Can we avoid bouncing this to the main process? (Can we have a different worker handle these queries?)

It doesn't seem like this would help us much at the moment: during the moments that we're having trouble, there isn't actually much CPU usage by other requests at all — it seems to me that moving it to another worker would just move the problem rather than improve performance. (not that getting it off the master is a bad thing, but it won't solve requests taking forever for M).

We seem to have a gap in CPU measurement to be honest — at 100%+ CPU, the ReplicationUserDeviceResyncRestServlet is only listed at about ~32%. Per-block metrics only add up to about ~2% (I think we must be under-reporting how much time is spent following replication streams, to be honest, given empirically we think it accounts for at least 30% of CPU usage since an otherwise-quiet worker sits at about 30%+ from memory).

clokep commented 1 year ago

Can we avoid bouncing this to the main process? (Can we have a different worker handle these queries?)

It doesn't seem like this would help us much at the moment: during the moments that we're having trouble, there isn't actually much CPU usage by other requests at all — it seems to me that moving it to another worker would just move the problem rather than improve performance. (not that getting it off the master is a bad thing, but it won't solve requests taking forever for M).

Oh good catch! If nothing else is happening on the worker than I agree this wouldn't help much (unless we also let it be shard-able?)

reivilibre commented 1 year ago

unless we also let it be shard-able

yep, in alignment there. But sharding it could be trickier than the time we have before christmas, so good to bear in mind but also would be good to keep an eye out for alternatives..

reivilibre commented 1 year ago

Can we parallelize the per-user queries (or add a new endpoint to make them more efficient)?
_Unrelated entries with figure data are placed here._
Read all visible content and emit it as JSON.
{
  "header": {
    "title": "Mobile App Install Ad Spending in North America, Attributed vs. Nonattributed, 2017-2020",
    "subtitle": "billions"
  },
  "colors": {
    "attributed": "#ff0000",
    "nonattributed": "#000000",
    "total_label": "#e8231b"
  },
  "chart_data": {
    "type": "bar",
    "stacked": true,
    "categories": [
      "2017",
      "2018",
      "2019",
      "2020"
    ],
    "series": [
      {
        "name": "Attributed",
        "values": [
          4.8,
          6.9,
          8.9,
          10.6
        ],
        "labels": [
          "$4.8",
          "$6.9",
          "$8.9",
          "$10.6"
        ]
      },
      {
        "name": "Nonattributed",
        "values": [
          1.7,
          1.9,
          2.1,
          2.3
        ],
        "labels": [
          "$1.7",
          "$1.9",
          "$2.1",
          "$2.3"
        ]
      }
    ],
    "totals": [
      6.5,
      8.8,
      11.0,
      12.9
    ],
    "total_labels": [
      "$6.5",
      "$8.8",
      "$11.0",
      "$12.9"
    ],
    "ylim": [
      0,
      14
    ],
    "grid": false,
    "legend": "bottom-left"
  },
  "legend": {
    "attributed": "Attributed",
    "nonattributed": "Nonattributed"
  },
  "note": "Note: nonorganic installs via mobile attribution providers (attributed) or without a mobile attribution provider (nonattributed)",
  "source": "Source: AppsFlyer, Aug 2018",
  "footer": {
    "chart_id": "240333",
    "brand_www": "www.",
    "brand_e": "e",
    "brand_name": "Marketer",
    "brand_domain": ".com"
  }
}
This sounds like it'd be good. Currently we make one /user/devices/%s federation request per user and I'm not sure there exist alternative endpoints which batch this up. Batching up the replication requests into one is quite easy though.

richvdh commented 1 year ago

Can we avoid bouncing this to the main process? (Can we have a different worker handle these queries?)

It doesn't seem like this would help us much at the moment: during the moments that we're having trouble, there isn't actually much CPU usage by other requests at all — it seems to me that moving it to another worker would just move the problem rather than improve performance. (not that getting it off the master is a bad thing, but it won't solve requests taking forever for M).

I wouldn't discount it so quickly. The master tends to be a bottleneck for everything, which means that (a) it pinning its CPU is particularly noticeable, and (b) doing lots of odd jobs rather than a few core ones tends to make it more prone to under-reporting of CPU usage.

We seem to have a gap in CPU measurement to be honest

Indeed. Generally anything low-level isn't well tracked; for example reading and parsing an HTTP request (we can't attribute that to a particular servlet, because we don't yet know which it will be).

Per-block metrics only add up to about ~2%

Per-block metrics aren't meant to add up to 100%. Most code in synapse isn't covered by one of the measurement blocks (so won't be counted by per-block metrics), and some measurement blocks are nested in others (so will be double-counted if you try to add them up).

(I think we must be under-reporting how much time is spent following replication streams, to be honest, given empirically we think it accounts for at least 30% of CPU usage since an otherwise-quiet worker sits at about 30%+ from memory).

Yes, if I remember rightly a lot of the low-level redis stuff isn't tracked in the cpu metrics.